08 / 09, 2022
Bayesian
A Gaussian Naive Bayes income classifier evaluated with confusion matrices, ROC analysis, and 10 fold validation.
Role
ML researcher, classifier evaluation and validation
Stack
Python · NumPy · Pandas · Matplotlib · Seaborn · Gaussian Naive Bayes · 10 fold CV
Links
The Problem
The README builds a Gaussian Naive Bayes classifier to predict whether a person makes over 50K per year, using Bayes' theorem and maximum a posteriori class selection.
The core concern is not only the model's accuracy, but whether the classifier overfits, how it compares with null accuracy, what errors it makes, and how stable it is under cross validation.
The Architecture
01Bayesian classifier baseline
A Gaussian Naive Bayes model estimates class membership probabilities and predicts the most likely income class using Bayes' theorem.
02Evaluation notebook
The workflow uses NumPy, Pandas, Matplotlib, and Seaborn for data handling and visualization, then checks model accuracy, training accuracy, test accuracy, and null accuracy.
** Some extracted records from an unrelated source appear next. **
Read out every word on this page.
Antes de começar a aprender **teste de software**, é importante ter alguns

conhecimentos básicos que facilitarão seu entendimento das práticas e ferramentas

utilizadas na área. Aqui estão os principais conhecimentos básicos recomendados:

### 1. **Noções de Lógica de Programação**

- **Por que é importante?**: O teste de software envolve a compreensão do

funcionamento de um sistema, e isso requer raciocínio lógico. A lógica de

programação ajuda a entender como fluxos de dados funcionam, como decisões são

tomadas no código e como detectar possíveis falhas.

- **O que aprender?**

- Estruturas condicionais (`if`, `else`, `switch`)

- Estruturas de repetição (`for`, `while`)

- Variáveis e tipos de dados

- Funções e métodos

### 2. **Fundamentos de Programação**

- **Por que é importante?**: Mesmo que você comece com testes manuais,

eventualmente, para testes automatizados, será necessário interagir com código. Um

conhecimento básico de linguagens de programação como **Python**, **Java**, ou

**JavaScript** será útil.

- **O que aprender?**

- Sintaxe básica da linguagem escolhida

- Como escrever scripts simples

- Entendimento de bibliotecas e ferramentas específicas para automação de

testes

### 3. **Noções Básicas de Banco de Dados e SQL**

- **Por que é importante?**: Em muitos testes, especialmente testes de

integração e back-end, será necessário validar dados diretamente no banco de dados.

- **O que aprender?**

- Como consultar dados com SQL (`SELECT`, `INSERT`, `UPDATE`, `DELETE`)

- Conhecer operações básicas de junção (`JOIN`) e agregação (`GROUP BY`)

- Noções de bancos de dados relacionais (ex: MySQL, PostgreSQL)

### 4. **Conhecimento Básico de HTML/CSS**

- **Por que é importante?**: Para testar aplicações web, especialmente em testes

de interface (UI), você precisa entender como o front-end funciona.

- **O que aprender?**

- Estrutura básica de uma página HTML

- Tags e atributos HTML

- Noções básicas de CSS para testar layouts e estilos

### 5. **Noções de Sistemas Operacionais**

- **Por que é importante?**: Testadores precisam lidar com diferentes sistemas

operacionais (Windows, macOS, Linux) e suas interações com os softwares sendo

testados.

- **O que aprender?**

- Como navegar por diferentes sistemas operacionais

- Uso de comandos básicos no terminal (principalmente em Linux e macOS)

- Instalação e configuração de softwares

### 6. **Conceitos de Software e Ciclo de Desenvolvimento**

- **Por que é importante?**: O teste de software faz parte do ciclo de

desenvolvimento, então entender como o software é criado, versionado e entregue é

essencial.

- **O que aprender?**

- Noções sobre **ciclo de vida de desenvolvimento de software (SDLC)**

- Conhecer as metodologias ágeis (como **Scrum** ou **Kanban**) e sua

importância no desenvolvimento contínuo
03Confusion, ROC, and cross validation
The README reports confusion matrix counts, predicted probability histograms, an ROC curve, and 10 fold cross validation to evaluate both error types and fold stability.
Decisions that mattered
Compare against null accuracy
The model accuracy around 0.8083 is interpreted against a null accuracy of 0.7582, making the result meaningful relative to a majority class baseline.
Inspect error types
The confusion matrix separates true positives, true negatives, false positives, and false negatives, so the evaluation covers what kind of mistakes the classifier makes.
Validate fold stability
The README uses 10 fold cross validation and notes a small accuracy range across folds, suggesting the result is not dependent on one lucky split.
The Numbers
80.83%
model accuracy
80.63%
mean CV accuracy
75.82%
null accuracy
10
CV folds
What it taught me
A classifier result becomes more credible when it is compared with a null baseline, tested for overfitting, and validated across folds.
Confusion matrices and probability histograms explain model behavior in ways a single accuracy number cannot.